Unsere Wirtin Lemana lebte das auf ihre Weise. Auf ihrem Hof vermietete sie Zimmer und kochte krimtatarisch. Außerdem fuhr sie regelmäßig mit der Fähre nach Istanbul, um dort Schuhe zu besorgen, die sie in Jewpatorija verkaufte. Für Krimtataren war die Fährlinie die Wiederentdeckung einer alten Lebensader. Das war die Altstadt.
Die sowjetisch geprägte Neustadt mit ihren monotonen Kästen war dagegen Budenzauber mit Diskotheken, Nachtclubs und Palmen aus Plaste. Wie sehr sich die Vorstellungen unterschieden, davon gab es außerhalb der Stadt eine merkwürdige Kostprobe. In der Steppe hatte ein Investor aus Kyjiw eine mittelalterliche Burgkulisse, angeblich im Stil der Wikinger, hochziehen lassen, natürlich für Neureiche, natürlich mit Privatstrand.
Zum Abschluss des Rundganges präsentierte der Herr von „Schloss Viking“ die Toilette, die sich als Häuschen auf der Seeterrasse befanden. Er wedelte vielsagend mit der Tür. Mit ihrem verspiegelten Glas, so erläuterte er, könne man bei seiner Notdurft unbeobachtet aufs Meer schauen und die Krim genießen.
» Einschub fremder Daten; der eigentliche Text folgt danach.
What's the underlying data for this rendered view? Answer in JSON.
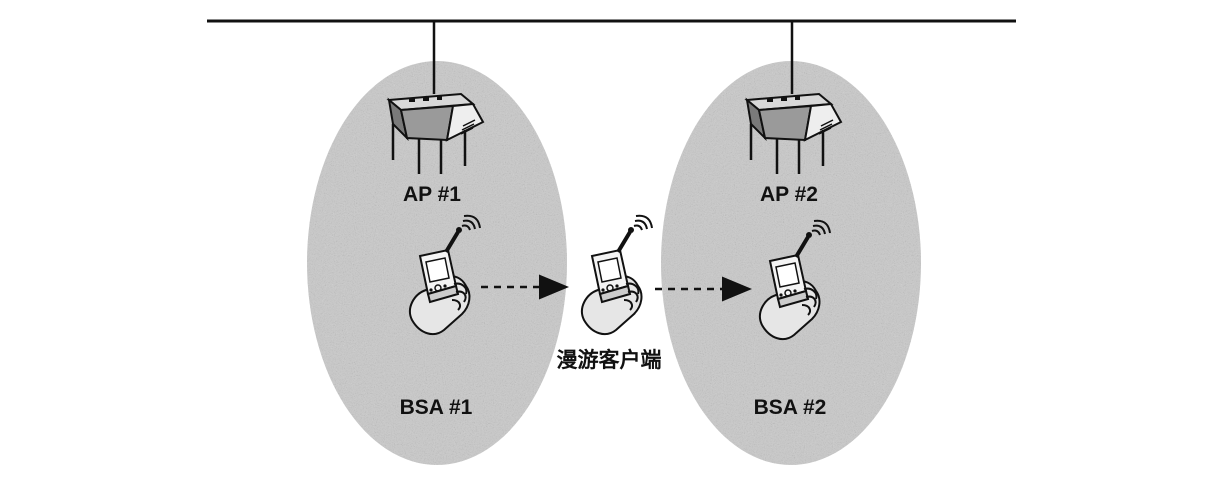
{
  "labels": {
    "ap1": "AP #1",
    "ap2": "AP #2",
    "bsa1": "BSA #1",
    "bsa2": "BSA #2",
    "roaming_client": "漫游客户端"
  },
  "icons": {
    "access_point": "access-point-icon",
    "handheld_client": "handheld-device-icon",
    "movement_arrow": "dashed-arrow-right"
  },
  "colors": {
    "bsa_fill": "#c9c9c9",
    "line": "#111111",
    "ap_fill": "#9a9a9a",
    "device_fill": "#f2f2f2"
  }
}
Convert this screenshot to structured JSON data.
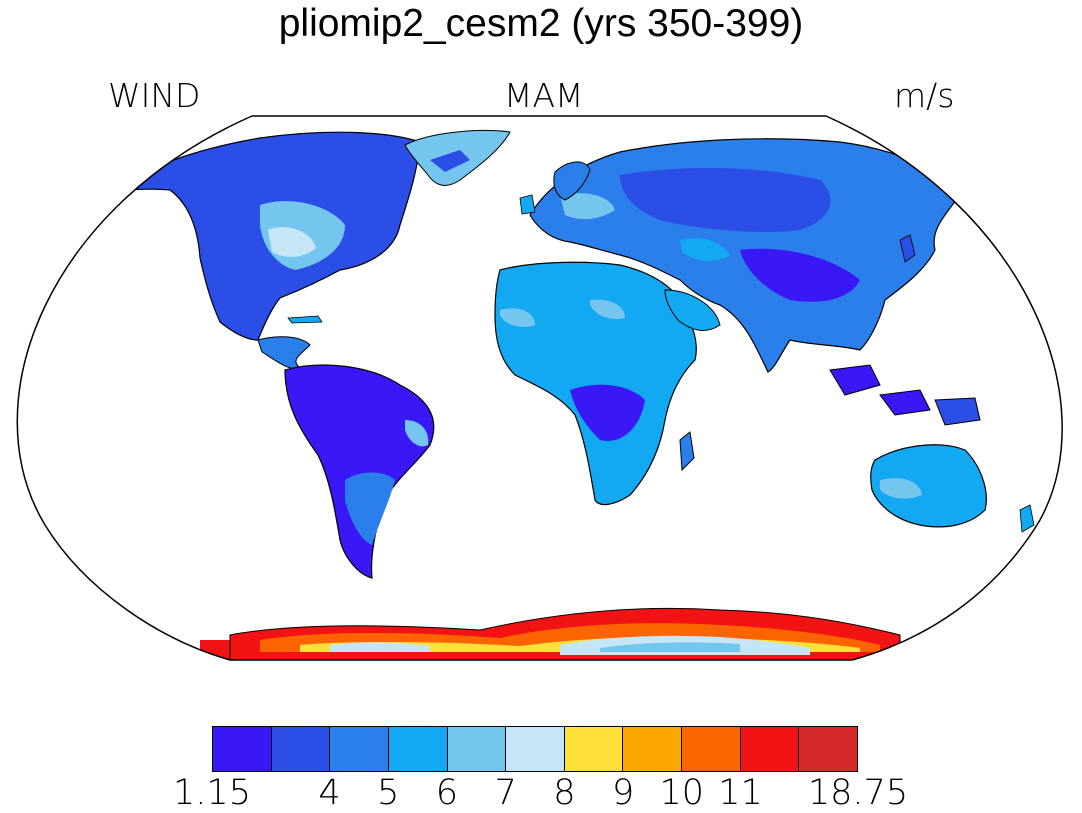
{
  "title": "pliomip2_cesm2 (yrs 350-399)",
  "left_label": "WIND",
  "center_label": "MAM",
  "units_label": "m/s",
  "map": {
    "projection": "Robinson",
    "ocean_color": "#ffffff",
    "coastline_color": "#000000",
    "regions": [
      {
        "name": "North America",
        "level": "blue"
      },
      {
        "name": "Greenland",
        "level": "light-blue"
      },
      {
        "name": "South America",
        "level": "violet"
      },
      {
        "name": "Europe and Asia",
        "level": "blue"
      },
      {
        "name": "Africa",
        "level": "sky-blue"
      },
      {
        "name": "Australia",
        "level": "sky-blue"
      },
      {
        "name": "Antarctica",
        "level": "red"
      }
    ]
  },
  "colorbar": {
    "colors": [
      "#3a18f6",
      "#2a4ee6",
      "#2a7fea",
      "#12a8f2",
      "#74c6ee",
      "#c6e6f7",
      "#fde03a",
      "#fca800",
      "#fc6400",
      "#f21414",
      "#d42a2a"
    ],
    "tick_labels": [
      "1.15",
      "4",
      "5",
      "6",
      "7",
      "8",
      "9",
      "10",
      "11",
      "18.75"
    ]
  }
}
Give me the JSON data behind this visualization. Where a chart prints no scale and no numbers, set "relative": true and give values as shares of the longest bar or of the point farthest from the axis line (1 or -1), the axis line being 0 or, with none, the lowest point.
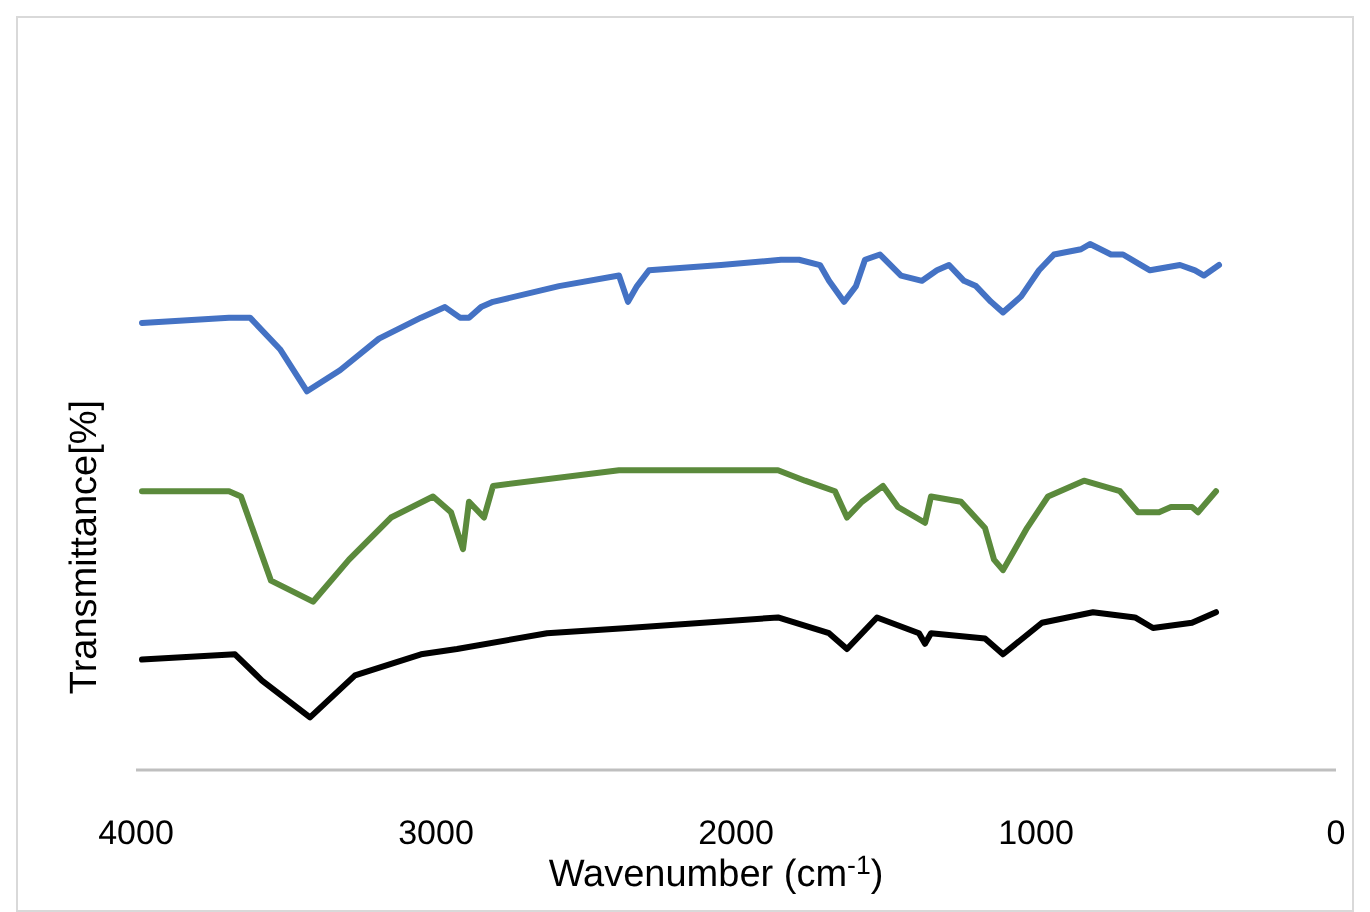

Der Mann war stolz.
Kreuzfahrtschiffe westlicher Agenturen legten bis zur Annexion in Sewastopol und in Jalta an, um die Reisenden für Stunden auf der Krim abzuladen und die Halbinsel zu verkaufen als russische Cote d’Azur, ganz wie zu Zeiten der Romanows. Krimtatarisches gab es nur in Bachtschyssaraj, der alten Hauptstadt des Krim-Khanats, wo der Khans-Palast 1944 Stalins Furor überlebte. Warum? Puschkin hatte 1820 den dortigen Tränenbrunnen besungen und ihn zu russischem Kulturerbe veredelt. Gehörig beschnitten wurde die Anlage trotzdem. Von 18 Hektar blieben nur vier.
Wie jede Führerin deklamierte auch unsere am Brunnen Puschkins Verse: „Brunnen der Liebe, Brunnen des Lebens, zwei Rosen bracht’ ich dir …“ Zum Dichter nur Erhabenes, zum Genozid kein Wort. Das fand sich eindrücklich am hinteren Ende der kleinen Stadt. In einem Haus hatte Guliver Altin, ein junger Geschäftsmann, ein Museum eröffnet.
Der Krimtatar war in Frankreich zu Geld gekommen und steckte es in das Museum, dem er den Namen „La Richesse“ – „der Reichtum“ – gab. Dort zeigte er die Fülle der krimtatarischen Kultur und Geschichte. Es ist ein Volk, das selbst alle Völker der Krim in sich vereint. Es hat nicht nur mongolische und tatarische Wurzeln, sondern auch skythische, sarmatische, chasarische, griechische, gotische und viele andere. Die Gesamtheit der Krim – in den Krimtataren ist sie aufgehoben.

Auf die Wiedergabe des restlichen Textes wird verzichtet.